Submitted to: In Vitro Cellular and Developmental Biology - Animals
Publication Type: Peer Reviewed Journal
Publication Acceptance Date: January 12, 2007
Publication Date: March 16, 2007
Citation: Talbot, N.C., Blomberg, L., Mahmood, A., Caperna, T.J., Garrett, W.M. 2007. Isolation and characterization of porcine visceral endoderm cell lines derived from in vivo 11-day blastocysts. In Vitro Cellular and Developmental Biology - Animals. 43(2):72-86. Interpretive Summary: The work describes the isolation, development, and characterization of a porcine visceral endoderm cell lines (designated PE-1 and PE-2) that were derived from 11 day old ovoid or early tubular stage embryos, respectively. The endoderm is the second specialized tissue of the early embryo to form. Although the endoderm does not contribute to the embryo itself, i.e., is an extraembryonic tissue, it plays vitally important roles in development prior to when the placenta is formed. Most notably, visceral endoderm forms the ‘yolk sac’ which functions as a manufacturing site for early blood cells and blood proteins. Also, although the yolk sac does not literally surround a mass of yolk as in birds or reptiles, the tissue nonetheless still aides in providing nutrient flow from the mother’s uterus to the developing embryo. Pig embryos, particularly those made by in vitro fertilization techniques, have trouble surviving to the point that the placenta is formed and so often abort for that reason. The PE cell lines provides an in vitro model of porcine endoderm whose biological characteristics can be easily assayed and compared to other ungulate endoderm cell lines. Such comparative studies may lead to an understanding as to why porcine pregnancies may fail in early development. The cell lines may also be useful in efforts to improve the efficiency of animal cloning which is important because, via cloning, it may be possible to rapidly improve various traits of pigs.

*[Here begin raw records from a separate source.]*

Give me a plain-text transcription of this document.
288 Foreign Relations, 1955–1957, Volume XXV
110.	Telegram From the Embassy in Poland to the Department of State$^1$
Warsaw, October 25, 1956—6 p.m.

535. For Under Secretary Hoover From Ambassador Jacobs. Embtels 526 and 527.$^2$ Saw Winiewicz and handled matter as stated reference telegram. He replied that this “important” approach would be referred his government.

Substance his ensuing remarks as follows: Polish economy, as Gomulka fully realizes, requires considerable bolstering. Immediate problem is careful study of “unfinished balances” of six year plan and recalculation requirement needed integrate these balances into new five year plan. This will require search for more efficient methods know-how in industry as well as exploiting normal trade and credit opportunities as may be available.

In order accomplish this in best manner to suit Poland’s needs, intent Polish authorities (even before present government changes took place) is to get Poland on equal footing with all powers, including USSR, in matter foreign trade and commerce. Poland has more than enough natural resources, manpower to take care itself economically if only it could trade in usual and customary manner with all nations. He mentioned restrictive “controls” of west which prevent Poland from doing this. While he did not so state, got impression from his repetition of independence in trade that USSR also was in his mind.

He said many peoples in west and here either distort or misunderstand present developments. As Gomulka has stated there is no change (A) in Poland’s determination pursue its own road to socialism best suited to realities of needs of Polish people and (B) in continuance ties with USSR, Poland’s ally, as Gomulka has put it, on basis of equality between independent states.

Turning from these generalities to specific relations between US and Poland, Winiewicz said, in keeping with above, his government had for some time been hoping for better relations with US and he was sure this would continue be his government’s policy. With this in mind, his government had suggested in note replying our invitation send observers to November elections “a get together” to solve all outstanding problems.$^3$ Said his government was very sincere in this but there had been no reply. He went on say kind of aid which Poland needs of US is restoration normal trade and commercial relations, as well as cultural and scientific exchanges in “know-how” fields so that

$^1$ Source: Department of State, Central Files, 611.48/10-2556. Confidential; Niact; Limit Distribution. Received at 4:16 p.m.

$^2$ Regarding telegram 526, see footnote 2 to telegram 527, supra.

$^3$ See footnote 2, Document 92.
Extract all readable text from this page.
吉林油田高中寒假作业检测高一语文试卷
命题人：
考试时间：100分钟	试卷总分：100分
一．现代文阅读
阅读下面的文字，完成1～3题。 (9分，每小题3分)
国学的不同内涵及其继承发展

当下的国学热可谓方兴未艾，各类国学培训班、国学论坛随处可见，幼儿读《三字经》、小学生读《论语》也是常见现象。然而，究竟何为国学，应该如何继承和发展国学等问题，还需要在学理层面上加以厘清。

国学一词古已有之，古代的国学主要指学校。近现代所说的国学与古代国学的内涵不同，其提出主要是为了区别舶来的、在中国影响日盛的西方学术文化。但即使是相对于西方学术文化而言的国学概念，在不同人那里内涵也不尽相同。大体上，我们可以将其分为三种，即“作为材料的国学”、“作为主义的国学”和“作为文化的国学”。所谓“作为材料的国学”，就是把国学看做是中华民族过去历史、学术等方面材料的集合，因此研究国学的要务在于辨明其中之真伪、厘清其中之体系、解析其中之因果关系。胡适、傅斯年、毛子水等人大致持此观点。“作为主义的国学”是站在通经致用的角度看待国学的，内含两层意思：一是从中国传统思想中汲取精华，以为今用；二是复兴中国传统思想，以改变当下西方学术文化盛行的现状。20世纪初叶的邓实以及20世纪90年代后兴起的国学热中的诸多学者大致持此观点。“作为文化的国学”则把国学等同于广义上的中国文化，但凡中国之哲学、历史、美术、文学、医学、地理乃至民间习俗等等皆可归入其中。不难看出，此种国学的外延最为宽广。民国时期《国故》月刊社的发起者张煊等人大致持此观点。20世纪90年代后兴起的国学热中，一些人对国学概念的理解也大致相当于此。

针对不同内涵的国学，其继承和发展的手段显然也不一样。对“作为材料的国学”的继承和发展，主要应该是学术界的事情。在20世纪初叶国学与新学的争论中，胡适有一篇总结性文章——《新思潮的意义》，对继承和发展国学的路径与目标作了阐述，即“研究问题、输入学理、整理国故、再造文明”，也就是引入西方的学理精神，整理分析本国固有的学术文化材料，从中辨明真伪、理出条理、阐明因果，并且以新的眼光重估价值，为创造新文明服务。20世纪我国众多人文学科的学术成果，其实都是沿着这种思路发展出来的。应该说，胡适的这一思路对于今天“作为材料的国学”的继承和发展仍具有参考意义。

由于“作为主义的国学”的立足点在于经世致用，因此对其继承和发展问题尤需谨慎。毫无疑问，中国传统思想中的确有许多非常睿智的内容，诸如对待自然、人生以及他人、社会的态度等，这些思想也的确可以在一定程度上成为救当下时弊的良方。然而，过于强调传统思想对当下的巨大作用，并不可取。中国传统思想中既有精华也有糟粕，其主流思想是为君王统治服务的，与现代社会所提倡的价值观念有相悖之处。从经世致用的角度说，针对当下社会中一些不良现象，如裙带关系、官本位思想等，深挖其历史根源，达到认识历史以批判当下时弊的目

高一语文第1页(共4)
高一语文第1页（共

Technical Abstract: Two porcine cell lines of yolk-sac visceral endoderm, designated PE-1 and PE-2, were derived from in vivo 11-day porcine blastocysts that were either ovoid (PE-1) or at the early tubular stage of elongation (PE-2). Primary and secondary culture of cell lines was done on STO feeder cells. The PE-1 and PE-2 cells morphologically resembled visceral endoderm previously cultured from in vivo-derived ovine and equine blastocysts and from in vitro-derived bovine blastocysts. Analysis of the PE-1 and PE-2 conditioned medium by 2D-gel electrophoresis and MALDI-TOF mass spectroscopy demonstrated that they produced serum proteins. RT-PCR analysis showed the cells expressed several genes typical for yolk-sac endoderm or hepatocyte differentiation and function including GATA-6, DAB-2, REX-1, HNF-1, transthyretin, AFP, and albumin. However, unlike a porcine liver cell line, the PE-1 and PE-2 cell lines had relatively low inducible P-450 content and EROD activity, and, while they cleared ammonia from the cell culture medium, they did not produce urea. Transmission electron microscopy revealed that the cells were a polarized epithelium connected by complex junctions resembling tight junctions in conjunction with lateral desmosomes. Rough endoplasmic reticulum was prominent within the cells. Immunocytochemistry indicated the PE-1 cells expressed cytokeratin 18 and had robust microtubule networks similar to those observed in in vivo porcine yolk sac endoderm. Metaphase spreads prepared at passage 26 of the PE-1 cell line indicated a diploid porcine karyotype of 38 chromosomes. The cells have been grown for over one year for multiple passages at 1:10 or 1:20 split ratios on STO feeder cells. The cell lines will be of interest as an in vitro model of the porcine pre-implantation yolk sac.